29 марта 1916 года на сцене кабаре «Вольтер» Хюльзенбек, Тцара и Марсель Янко прочли «симультанное стихотворение». Три голоса одновременно декламировали текст, перемежая слова пением, свистом и нечленораздельными звуками. Для усиления эффекта в текст врывались стуки, вой сирены и рокочущие шумы. Этот инфернальный речитатив вызывал в слушателях странные перепады чувств – от бурного веселья до элегической тоски.
Эксперименты продолжались. В галерее, открытой в 1917 году на Банхофштрассе, та же троица хором исполнила стихотворение «Жена адмирала хочет снять дом» на английском, немецком и французском языках под аккомпанемент барабана, свиста и погремушек. В конце чтение сменилось хаосом случайных звуков[184].
Балль и Хюльзенбек подметили, что в их собственных стихах некоторые слова и звуки с «гипнотической силой врезаются в память и потом непроизвольно, без усилий вспоминаются»[185]. Более того, посетители кабаре настолько попадают во власть этих звуков, что потом неделями не могут от них избавиться. Подобной магией наделены слова, заимствованные из древних заклинаний, рефлексирует Балль, и люди не в состоянии им противостоять.
Следовательно, слово надо не только извлечь из контекста, но и наделить его силой заклинания. И тогда происходит удивительное: «исполненное магии слово вызвало к жизни, родило новое (курсив автора. – Б.Ф.) предложение, не обусловленное конвенциональным смыслом и никак с ним не связанное. Затрагивая одновременно сотни мыслей, но не называя их, наше предложение заставляло звучать изначальную, глубоко затаившуюся в нем иррациональную сущность, будило и усиливало глубочайшие пласты памяти»[186]. Именно это и происходило во время чтения симультанных стихотворений. Слово, ставшее магическим звуком, пробуждало ошеломленных слушателей к той реальности, которая пряталась за банальностью обыденной жизни. Чудесное вырывалось из плена повседневности.

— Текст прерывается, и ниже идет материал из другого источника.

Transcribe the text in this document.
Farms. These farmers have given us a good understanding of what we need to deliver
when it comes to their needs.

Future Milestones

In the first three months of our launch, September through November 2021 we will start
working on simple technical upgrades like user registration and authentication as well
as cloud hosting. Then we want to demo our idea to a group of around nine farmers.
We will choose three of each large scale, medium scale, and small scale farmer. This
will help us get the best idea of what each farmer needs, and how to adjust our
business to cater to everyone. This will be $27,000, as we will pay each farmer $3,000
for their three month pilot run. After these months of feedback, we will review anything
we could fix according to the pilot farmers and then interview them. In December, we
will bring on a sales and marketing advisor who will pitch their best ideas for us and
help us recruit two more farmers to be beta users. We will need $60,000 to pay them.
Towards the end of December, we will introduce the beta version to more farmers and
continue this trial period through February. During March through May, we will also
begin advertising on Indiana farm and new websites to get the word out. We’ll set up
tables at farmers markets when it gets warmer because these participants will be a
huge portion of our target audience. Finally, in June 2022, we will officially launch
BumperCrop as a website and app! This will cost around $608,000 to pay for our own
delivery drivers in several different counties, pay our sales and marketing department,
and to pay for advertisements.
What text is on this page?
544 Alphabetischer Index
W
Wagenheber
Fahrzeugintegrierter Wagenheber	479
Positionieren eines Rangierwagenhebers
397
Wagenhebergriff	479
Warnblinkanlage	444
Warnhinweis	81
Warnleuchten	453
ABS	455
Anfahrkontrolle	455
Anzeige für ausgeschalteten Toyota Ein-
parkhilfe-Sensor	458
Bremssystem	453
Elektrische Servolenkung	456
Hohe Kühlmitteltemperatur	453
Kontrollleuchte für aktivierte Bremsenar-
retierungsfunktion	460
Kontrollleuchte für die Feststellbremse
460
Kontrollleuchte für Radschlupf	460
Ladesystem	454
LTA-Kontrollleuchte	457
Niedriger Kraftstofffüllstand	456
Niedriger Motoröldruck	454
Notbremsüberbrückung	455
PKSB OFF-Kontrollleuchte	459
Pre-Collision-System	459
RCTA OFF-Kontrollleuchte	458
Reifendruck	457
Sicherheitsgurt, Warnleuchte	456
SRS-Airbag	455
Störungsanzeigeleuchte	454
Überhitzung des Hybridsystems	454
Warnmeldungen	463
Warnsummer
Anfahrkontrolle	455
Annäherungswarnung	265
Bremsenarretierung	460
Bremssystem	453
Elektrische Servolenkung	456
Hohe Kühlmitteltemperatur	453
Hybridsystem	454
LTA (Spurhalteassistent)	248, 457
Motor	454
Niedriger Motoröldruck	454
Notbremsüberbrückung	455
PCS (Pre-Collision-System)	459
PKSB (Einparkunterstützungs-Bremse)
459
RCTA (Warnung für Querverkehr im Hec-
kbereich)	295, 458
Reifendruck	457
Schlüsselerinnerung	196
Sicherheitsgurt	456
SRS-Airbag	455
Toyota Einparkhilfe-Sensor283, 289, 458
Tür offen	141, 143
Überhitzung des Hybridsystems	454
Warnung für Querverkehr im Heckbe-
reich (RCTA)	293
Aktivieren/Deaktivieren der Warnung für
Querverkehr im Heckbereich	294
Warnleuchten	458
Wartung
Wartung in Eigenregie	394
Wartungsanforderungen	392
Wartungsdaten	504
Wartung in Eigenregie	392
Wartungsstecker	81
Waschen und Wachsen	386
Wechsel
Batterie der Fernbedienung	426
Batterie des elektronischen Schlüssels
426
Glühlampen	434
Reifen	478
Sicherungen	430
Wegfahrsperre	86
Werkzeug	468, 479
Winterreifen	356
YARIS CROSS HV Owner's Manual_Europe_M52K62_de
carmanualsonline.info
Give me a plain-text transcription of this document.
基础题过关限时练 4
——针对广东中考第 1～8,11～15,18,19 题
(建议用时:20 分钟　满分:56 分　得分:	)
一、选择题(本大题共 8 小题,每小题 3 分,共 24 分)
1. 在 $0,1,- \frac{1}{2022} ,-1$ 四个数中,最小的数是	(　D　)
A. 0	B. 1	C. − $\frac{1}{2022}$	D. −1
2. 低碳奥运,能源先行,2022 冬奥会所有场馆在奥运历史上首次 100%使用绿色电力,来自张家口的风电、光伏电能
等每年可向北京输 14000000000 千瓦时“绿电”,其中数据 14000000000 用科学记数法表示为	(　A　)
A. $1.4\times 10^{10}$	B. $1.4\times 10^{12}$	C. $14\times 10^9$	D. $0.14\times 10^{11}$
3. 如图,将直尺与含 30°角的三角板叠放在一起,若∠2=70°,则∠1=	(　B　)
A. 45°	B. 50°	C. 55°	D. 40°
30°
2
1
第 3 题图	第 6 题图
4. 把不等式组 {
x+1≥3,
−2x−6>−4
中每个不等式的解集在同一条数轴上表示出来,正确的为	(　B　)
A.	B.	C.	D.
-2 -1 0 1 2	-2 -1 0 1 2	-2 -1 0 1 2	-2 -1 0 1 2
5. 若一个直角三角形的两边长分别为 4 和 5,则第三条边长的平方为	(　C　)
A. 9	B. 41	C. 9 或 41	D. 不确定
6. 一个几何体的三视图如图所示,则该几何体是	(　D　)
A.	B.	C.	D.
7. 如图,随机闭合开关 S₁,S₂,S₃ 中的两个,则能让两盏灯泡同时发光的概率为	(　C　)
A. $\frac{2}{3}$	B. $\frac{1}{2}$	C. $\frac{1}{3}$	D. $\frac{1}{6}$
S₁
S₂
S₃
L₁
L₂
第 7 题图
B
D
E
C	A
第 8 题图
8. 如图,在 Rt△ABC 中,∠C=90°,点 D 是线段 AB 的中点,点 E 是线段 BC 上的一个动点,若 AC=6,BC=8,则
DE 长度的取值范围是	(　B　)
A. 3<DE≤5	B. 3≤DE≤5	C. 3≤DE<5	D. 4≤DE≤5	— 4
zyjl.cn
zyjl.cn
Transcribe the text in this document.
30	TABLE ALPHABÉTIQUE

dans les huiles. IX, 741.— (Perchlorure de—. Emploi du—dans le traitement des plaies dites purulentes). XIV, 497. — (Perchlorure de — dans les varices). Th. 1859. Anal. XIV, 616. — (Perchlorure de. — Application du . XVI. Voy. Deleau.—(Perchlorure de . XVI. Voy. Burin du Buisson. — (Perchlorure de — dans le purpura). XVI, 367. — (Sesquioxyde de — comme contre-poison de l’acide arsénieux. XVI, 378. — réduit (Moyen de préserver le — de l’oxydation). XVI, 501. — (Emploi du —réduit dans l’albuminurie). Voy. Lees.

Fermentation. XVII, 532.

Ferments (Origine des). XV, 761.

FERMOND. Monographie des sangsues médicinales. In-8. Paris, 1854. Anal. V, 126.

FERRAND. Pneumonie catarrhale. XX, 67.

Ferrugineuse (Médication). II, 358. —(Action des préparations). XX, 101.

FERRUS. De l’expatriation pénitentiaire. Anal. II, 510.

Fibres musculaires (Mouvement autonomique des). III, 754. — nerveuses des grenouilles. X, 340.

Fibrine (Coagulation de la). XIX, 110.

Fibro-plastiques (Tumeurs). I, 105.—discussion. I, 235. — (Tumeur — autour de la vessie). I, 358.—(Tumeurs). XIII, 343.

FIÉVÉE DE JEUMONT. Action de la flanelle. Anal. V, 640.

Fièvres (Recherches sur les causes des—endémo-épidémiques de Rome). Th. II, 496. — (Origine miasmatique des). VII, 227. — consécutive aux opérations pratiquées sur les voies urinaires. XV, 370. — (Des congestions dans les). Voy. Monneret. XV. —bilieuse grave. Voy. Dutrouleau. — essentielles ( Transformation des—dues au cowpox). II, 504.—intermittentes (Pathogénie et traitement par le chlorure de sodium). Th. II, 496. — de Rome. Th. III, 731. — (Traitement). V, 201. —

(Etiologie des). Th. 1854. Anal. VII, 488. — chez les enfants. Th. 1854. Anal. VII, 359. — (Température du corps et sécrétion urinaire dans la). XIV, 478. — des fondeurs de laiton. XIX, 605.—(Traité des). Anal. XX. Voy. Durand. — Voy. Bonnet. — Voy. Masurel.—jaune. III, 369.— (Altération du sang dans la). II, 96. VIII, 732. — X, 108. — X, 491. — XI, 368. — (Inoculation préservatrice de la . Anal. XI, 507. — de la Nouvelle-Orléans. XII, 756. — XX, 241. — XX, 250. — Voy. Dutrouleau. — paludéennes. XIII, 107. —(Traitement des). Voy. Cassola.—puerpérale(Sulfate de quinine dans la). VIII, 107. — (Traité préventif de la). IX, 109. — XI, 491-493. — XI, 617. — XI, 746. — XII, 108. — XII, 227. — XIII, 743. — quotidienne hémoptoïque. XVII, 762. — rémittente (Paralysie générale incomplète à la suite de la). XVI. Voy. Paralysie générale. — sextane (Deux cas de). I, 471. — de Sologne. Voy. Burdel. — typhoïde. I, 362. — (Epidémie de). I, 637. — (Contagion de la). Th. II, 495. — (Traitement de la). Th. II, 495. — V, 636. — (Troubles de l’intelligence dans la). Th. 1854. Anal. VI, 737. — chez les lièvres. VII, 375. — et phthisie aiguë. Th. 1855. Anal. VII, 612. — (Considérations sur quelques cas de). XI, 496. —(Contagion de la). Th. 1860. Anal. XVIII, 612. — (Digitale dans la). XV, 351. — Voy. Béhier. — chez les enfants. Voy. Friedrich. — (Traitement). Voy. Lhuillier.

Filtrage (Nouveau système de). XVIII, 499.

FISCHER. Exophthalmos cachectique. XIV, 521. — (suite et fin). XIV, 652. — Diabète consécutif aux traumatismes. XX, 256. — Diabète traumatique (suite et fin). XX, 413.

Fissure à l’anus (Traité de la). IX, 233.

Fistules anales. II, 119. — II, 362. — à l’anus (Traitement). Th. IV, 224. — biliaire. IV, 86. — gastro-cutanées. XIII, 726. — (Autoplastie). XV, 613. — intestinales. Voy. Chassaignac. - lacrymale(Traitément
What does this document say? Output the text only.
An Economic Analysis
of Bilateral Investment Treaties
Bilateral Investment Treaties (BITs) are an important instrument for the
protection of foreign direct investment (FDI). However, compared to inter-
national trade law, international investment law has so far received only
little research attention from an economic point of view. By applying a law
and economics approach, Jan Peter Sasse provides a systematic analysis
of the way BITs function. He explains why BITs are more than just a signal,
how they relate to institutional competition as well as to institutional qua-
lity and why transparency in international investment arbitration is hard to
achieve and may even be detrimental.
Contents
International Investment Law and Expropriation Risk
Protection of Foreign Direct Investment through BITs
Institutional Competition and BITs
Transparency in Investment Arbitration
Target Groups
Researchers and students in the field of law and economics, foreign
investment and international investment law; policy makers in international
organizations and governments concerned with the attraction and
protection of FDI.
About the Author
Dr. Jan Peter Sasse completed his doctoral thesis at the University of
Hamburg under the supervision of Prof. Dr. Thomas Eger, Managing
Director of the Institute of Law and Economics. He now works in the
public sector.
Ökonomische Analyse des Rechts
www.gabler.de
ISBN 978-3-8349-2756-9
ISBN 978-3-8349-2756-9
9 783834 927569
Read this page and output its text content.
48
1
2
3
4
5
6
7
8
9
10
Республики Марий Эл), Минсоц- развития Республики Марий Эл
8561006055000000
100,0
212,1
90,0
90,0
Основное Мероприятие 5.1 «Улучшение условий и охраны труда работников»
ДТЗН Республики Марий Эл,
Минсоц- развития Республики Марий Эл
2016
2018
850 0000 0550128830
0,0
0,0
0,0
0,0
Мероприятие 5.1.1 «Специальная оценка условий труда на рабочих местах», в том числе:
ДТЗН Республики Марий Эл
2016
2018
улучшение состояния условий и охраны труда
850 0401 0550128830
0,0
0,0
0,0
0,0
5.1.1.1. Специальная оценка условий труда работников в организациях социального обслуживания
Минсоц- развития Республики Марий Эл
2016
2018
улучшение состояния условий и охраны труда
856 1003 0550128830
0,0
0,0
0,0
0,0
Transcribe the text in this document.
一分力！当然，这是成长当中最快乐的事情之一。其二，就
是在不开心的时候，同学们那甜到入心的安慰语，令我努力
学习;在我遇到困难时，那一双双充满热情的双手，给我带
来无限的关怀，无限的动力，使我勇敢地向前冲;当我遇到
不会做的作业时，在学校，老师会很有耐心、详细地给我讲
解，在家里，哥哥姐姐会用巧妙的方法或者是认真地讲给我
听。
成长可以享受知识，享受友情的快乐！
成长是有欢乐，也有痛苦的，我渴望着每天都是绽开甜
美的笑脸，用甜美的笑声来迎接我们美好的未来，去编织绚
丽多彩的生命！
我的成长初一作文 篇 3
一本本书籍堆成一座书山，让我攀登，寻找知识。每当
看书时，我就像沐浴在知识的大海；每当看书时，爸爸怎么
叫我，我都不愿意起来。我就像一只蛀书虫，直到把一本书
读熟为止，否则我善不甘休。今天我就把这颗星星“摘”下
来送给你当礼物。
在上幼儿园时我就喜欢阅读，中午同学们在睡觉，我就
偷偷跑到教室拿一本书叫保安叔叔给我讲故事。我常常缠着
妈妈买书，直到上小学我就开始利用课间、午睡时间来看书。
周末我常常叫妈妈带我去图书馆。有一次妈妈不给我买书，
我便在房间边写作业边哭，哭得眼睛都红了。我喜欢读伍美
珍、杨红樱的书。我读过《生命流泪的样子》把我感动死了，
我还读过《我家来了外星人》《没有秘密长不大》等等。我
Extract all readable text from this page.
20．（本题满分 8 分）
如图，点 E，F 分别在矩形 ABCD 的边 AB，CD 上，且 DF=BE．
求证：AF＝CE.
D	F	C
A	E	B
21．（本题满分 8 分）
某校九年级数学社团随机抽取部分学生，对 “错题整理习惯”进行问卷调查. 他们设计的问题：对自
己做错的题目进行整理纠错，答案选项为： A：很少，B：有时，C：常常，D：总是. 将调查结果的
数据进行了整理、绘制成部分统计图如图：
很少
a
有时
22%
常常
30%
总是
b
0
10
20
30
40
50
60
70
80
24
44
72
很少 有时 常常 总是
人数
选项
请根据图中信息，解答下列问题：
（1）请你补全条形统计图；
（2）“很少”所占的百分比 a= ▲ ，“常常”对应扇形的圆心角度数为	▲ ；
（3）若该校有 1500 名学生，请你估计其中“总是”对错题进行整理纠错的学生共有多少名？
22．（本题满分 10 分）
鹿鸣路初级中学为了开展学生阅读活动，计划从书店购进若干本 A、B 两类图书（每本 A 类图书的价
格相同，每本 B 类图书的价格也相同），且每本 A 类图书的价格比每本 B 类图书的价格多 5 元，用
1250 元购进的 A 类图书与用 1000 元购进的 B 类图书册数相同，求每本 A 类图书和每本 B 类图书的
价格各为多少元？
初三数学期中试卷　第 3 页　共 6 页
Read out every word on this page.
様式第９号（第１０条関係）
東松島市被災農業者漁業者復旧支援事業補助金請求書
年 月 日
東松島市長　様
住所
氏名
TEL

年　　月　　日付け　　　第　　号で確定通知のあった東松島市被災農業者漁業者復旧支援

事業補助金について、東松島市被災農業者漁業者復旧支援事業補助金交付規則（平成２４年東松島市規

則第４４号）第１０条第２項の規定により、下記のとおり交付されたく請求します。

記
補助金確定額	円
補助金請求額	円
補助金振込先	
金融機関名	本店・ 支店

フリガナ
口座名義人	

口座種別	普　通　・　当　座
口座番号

Трудно не заметить в рассуждениях Балля сходство с тем, как трактовали заумь кубофутуристы. Вряд ли дадаист читал статьи Крученых, на европейские языки они не переводились, а русского он не знал. Нередко сходство списывают на знакомство Балля с Кандинским, мол, тот просветил своего немецкого друга на предмет футуристических экспериментов со словом. Существует даже апокриф, что русский художник вслух читал Баллю заумные стихи в кабаре «Вольтер». Его воспроизводит австро-немецкий авангардист Рауль Хаусман (1886–1971): «Кандинский знал о „новшествах“ Хлебникова и в 1916 году в кабаре „Вольтер“ даже декламировал его фонемы в присутствии Хуго Балля»[187]. В 1916 году Кандинского в Швейцарии не было, но то, что он познакомил Балля с заумной поэзией в Мюнхене еще до войны, исключить, конечно нельзя. Дело, однако, не столько в этом, а в том, что дадаистские и футуристические эксперименты со словом шли сходными путями. И на этих путях им нередко встречались представления о древней магии, упакованные либо в оккультную, либо в этнографическую обертку.
Магический епископ
Апофеозом магического действа стало выступление Хуго Балля с его «стихами без слов» 22 июня 1916 года. Среди зрителей он увидел корифеев модернистского танца Рудольфа Лабана (1879–1958), у которого училась жена Арпа Софи Тойбер, и Мэри Вигман (1886–1973) и несколько разнервничался. В его номере присутствовали и ритуальные жесты – мастера не простили бы промаха. Но главным козырем был костюм, придуманный самим Баллем. Он состоял из трех блестящих картонных цилиндров синего цвета – два на ногах и один на теле, золотистого картонного воротника и шаманского колпака в голубую и белую полоску. Руки оставались свободными, ими-то и можно было совершать магические пассы, например махать, как крыльями.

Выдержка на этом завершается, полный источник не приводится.